Trump plans to bring back revenue by reversing trade deals, which he says can bring trillions of dollars back into U.S. government coffers practically overnight. He’s also looking for revenue from other sources: He wants to keep companies in the United States by fighting corporate inversion. He wants to dig up $300 billion by allowing Medicare to negotiate prescription drug prices. He wants to cut waste, fraud, and abuse, and eliminate the Department of Energy and the Environmental Protection Agency. And he wants to help small companies generate more taxable revenue by easing their federal regulatory burden.
The trouble is that half the country doesn’t want him, including the left and the establishment on both sides and as his policies are centrist, he satisfies neither GOP nor Dems, nor his own supporters by some backtracking. The theory’s good – give everyone a little of what they want, but most want everything they want. And granting concessions to those who hate him, e.g. Sanders’ supporters, is not going to bring them across.
His policies are pretty sane actually but that counts for nothing in this corrupt race, which is all about patronage and money. You can see he wants to be as fair as possible to as many as possible. That’s not really what got him the nomination – if he has it, by the way. It was bulldozing his way through, insulting the detested and so on.
Brexit would boost him, losing it makes it all the harder over there. The forces of evil will be heartened.
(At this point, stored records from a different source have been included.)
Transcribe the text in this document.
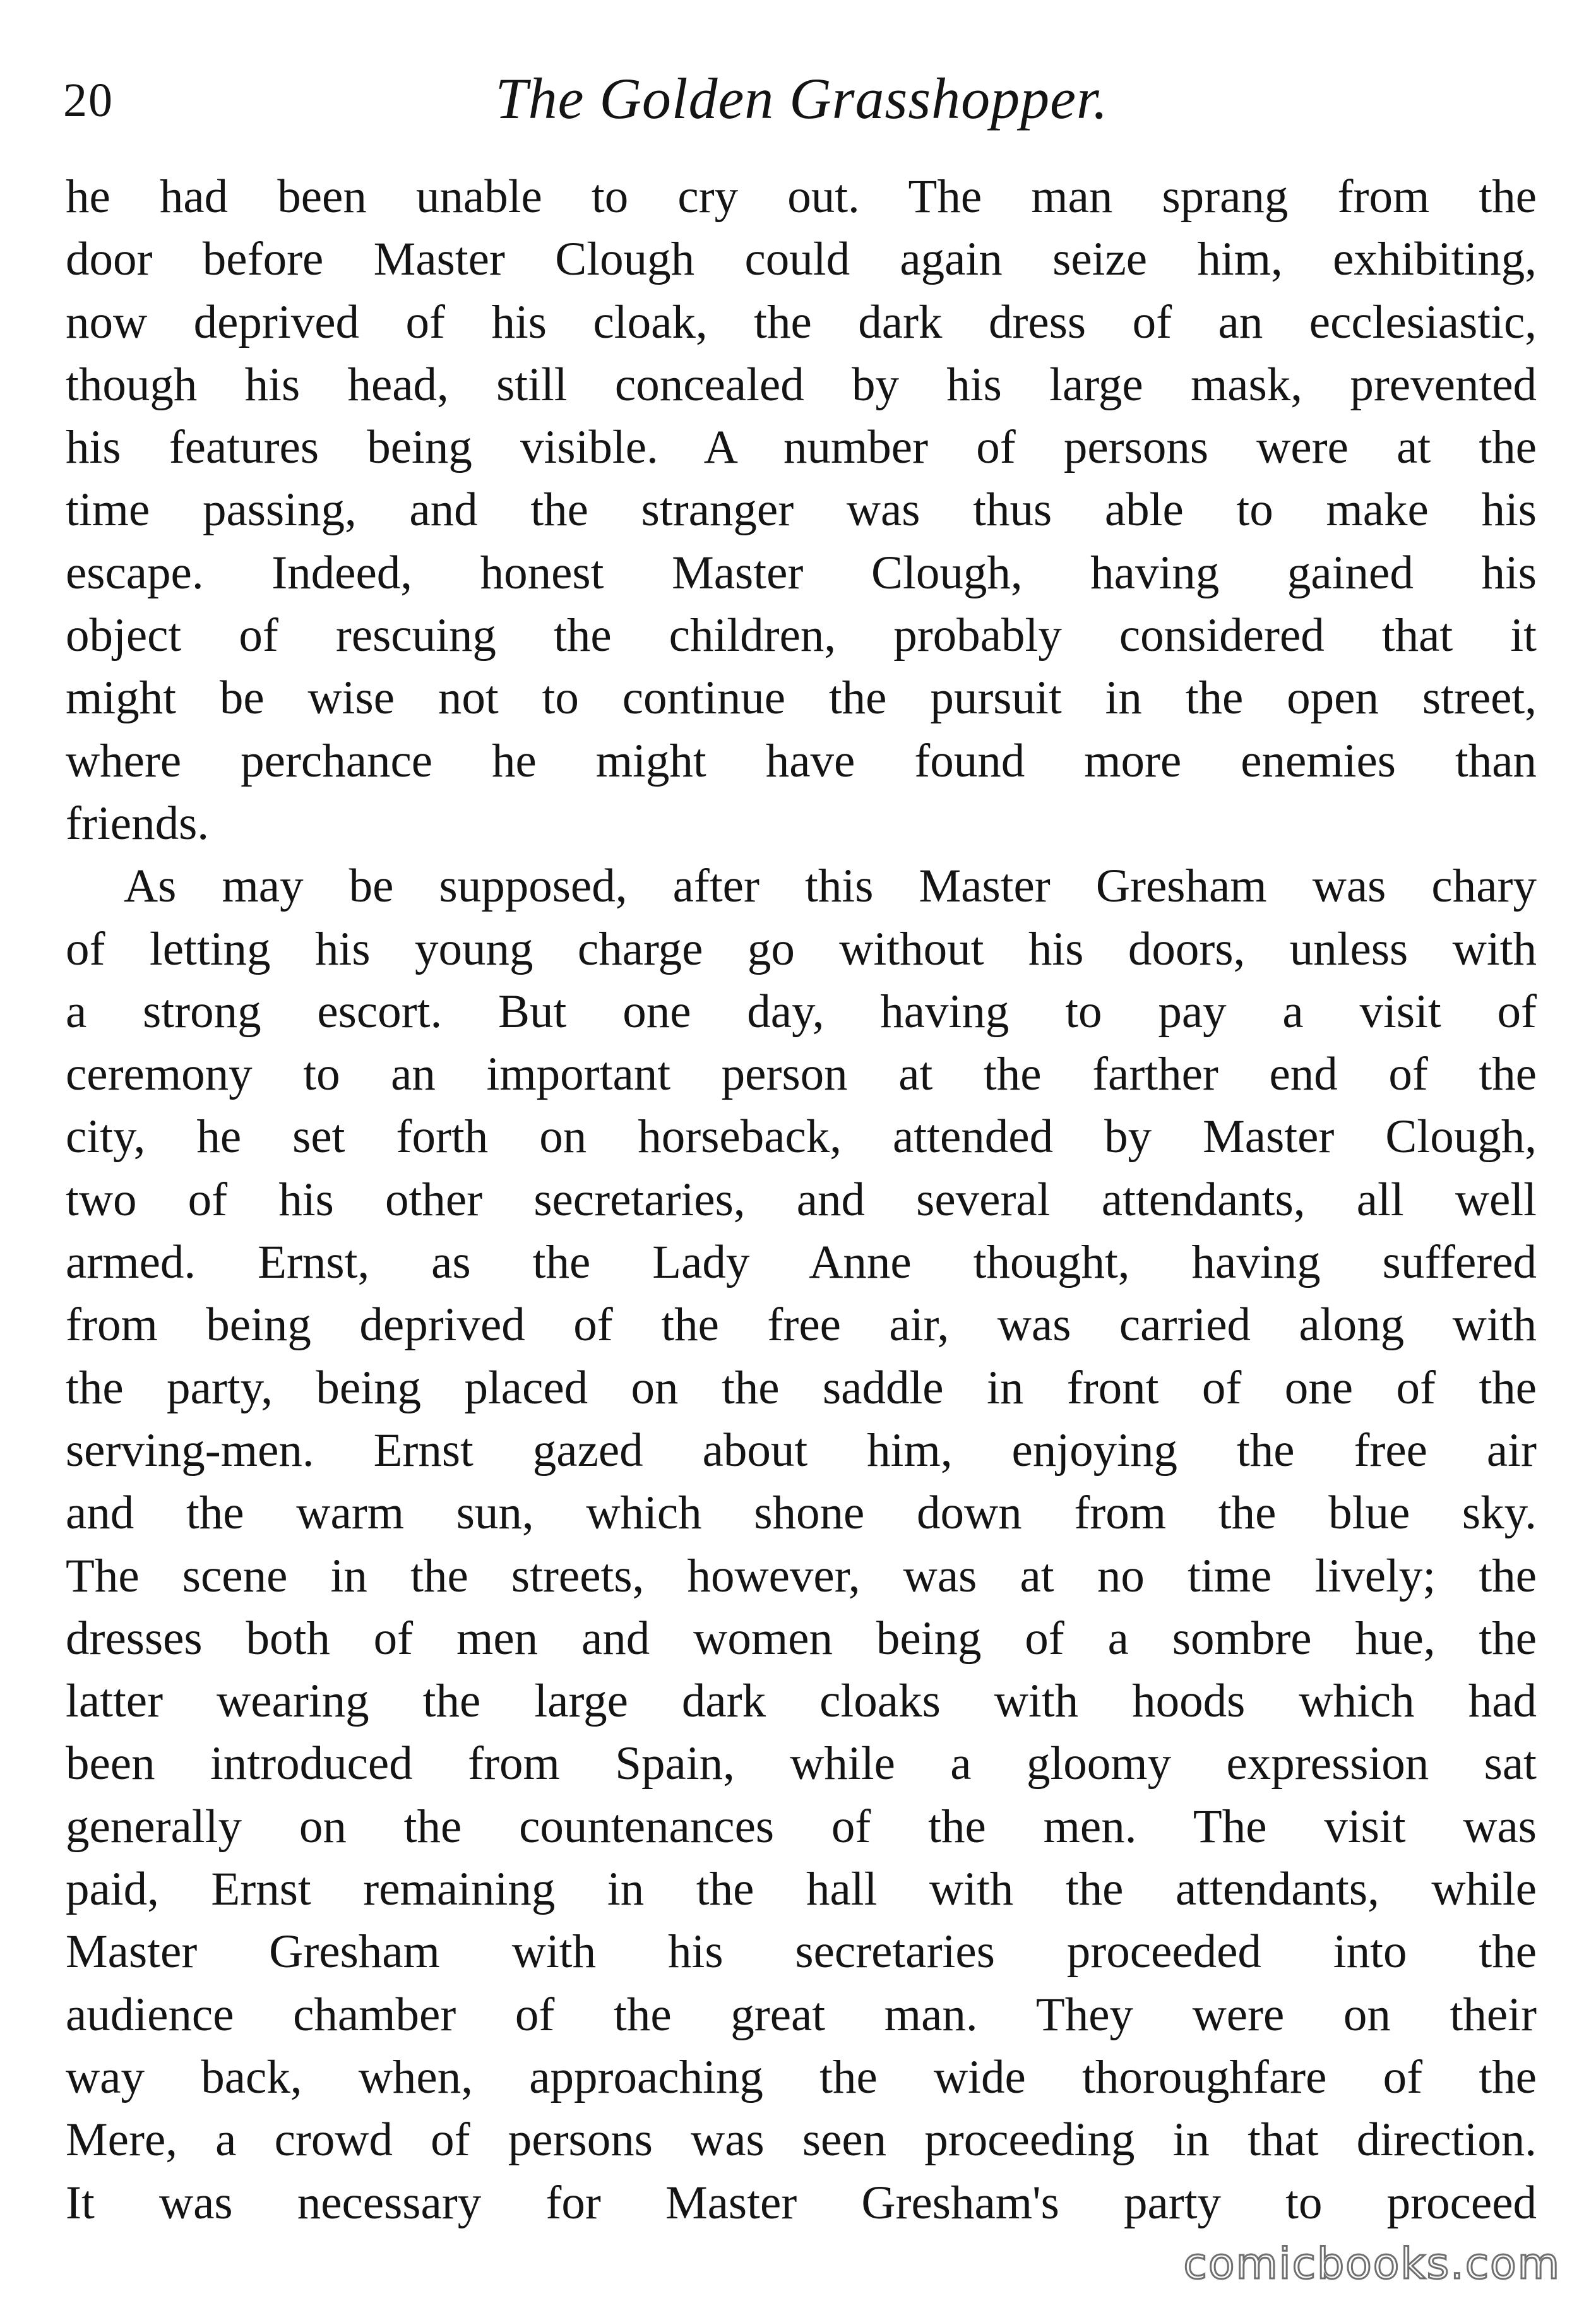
20	The Golden Grasshopper.
he had been unable to cry out. The man sprang from the
door before Master Clough could again seize him, exhibiting,
now deprived of his cloak, the dark dress of an ecclesiastic,
though his head, still concealed by his large mask, prevented
his features being visible. A number of persons were at the
time passing, and the stranger was thus able to make his
escape. Indeed, honest Master Clough, having gained his
object of rescuing the children, probably considered that it
might be wise not to continue the pursuit in the open street,
where perchance he might have found more enemies than
friends.
As may be supposed, after this Master Gresham was chary
of letting his young charge go without his doors, unless with
a strong escort. But one day, having to pay a visit of
ceremony to an important person at the farther end of the
city, he set forth on horseback, attended by Master Clough,
two of his other secretaries, and several attendants, all well
armed. Ernst, as the Lady Anne thought, having suffered
from being deprived of the free air, was carried along with
the party, being placed on the saddle in front of one of the
serving-men. Ernst gazed about him, enjoying the free air
and the warm sun, which shone down from the blue sky.
The scene in the streets, however, was at no time lively; the
dresses both of men and women being of a sombre hue, the
latter wearing the large dark cloaks with hoods which had
been introduced from Spain, while a gloomy expression sat
generally on the countenances of the men. The visit was
paid, Ernst remaining in the hall with the attendants, while
Master Gresham with his secretaries proceeded into the
audience chamber of the great man. They were on their
way back, when, approaching the wide thoroughfare of the
Mere, a crowd of persons was seen proceeding in that direction.
It was necessary for Master Gresham's party to proceed
comicbooks.com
He might just not have the money to take the race further.
Trump’s tax plan, which he rolled out during the primaries, is without question the most conservative tax reform plan since Woodrow Wilson and Congress gave us the federal income tax in 1913 — but it still rankles establishment Republicans because it goes after loopholes and tax havens for politically-connected corporations.
The Trump tax plan wipes out income taxes for poor people making less than $25,000 or married couples making less than $50,000, which exempts “nearly 75 million households,” according to the campaign, from losing a dime of wages to the federal government.
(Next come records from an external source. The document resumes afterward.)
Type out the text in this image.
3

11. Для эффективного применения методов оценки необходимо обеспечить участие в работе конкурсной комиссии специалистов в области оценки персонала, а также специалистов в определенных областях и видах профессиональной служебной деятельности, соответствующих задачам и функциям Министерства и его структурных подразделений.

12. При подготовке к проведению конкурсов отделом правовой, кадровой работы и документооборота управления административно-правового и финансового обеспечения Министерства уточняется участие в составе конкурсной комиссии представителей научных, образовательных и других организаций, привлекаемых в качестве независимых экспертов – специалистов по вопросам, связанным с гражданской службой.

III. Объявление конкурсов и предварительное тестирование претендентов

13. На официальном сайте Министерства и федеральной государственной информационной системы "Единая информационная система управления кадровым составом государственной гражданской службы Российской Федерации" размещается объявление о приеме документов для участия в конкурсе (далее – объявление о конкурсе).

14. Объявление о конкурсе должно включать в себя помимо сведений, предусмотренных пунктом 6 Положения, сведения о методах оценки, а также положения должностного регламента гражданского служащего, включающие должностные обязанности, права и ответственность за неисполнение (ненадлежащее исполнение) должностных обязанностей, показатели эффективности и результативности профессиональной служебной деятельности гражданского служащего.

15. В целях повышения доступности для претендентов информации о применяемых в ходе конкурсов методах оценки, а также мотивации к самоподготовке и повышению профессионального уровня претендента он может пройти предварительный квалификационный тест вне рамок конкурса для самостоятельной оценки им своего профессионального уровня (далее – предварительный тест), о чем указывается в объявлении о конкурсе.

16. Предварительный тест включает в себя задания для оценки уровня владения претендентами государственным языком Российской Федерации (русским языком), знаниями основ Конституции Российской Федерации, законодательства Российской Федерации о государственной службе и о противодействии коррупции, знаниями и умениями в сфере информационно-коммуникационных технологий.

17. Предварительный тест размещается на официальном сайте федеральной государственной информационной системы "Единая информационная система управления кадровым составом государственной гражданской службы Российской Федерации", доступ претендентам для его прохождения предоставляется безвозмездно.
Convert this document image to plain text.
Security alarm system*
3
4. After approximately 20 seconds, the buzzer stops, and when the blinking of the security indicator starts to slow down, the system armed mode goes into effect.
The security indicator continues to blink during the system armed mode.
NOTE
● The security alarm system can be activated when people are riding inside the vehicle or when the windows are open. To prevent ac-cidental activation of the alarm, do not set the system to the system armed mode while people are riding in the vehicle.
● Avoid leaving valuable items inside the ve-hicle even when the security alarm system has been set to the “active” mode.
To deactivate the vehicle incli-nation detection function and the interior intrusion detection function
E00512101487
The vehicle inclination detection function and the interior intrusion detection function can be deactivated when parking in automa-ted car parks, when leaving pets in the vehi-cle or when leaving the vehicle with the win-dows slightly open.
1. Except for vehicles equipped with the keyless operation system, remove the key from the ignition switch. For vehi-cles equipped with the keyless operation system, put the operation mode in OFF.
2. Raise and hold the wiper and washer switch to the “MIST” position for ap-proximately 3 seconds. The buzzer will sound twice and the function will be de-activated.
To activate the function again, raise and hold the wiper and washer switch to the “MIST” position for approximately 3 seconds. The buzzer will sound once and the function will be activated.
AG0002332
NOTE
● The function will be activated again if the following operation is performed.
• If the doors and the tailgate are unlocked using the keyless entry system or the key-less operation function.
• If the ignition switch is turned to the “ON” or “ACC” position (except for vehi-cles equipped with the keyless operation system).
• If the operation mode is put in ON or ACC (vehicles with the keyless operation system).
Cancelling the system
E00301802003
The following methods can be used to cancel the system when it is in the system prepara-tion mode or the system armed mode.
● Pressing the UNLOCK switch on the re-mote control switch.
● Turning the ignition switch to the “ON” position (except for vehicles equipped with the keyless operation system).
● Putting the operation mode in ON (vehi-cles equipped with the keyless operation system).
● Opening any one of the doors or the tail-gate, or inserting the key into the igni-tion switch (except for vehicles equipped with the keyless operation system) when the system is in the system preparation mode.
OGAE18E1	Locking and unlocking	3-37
For everybody else, you get three tax brackets: 25 percent, 20 percent, or 10 percent. And for businesses, the ceiling is 15 percent for everyone.
Compare that to Ronald Reagan’s tax reform bill of 1986, which conservative hero Grover Norquist’s group Americans For Tax Reform was literally created to help push. Reagan kept the corporate tax rate at 34 percent and the top individual rate at 28 percent. Trump’s plan is much more conservative.
Trump’s plan is also markedly different than George W. Bush’s tax cuts, which gives Trump another advantage: it nullifies the biggest Obama-era criticism of Republican tax policy, that tax cuts favor the wealthy and drive up the deficit in ways that lead to disaster, like the 2008 financial collapse.
The policies are not bad – or at least they’re an attempt to be fair. UKIP’s policies are good too in areas as well as immigration. Trouble is – no one’s looking through them, Nigel is overshadowing everything and is attracting really quite appalling negative attention, personally, which means for UKIP in turn.
And that’s where it is. A certain naivety as to how to play the corruption game to advantage puts both the Donald and Nigel up against it and the only hope for both is that the people come to the rescue, circumventing the nasties. But will they do that the people? Or will they squander their chance?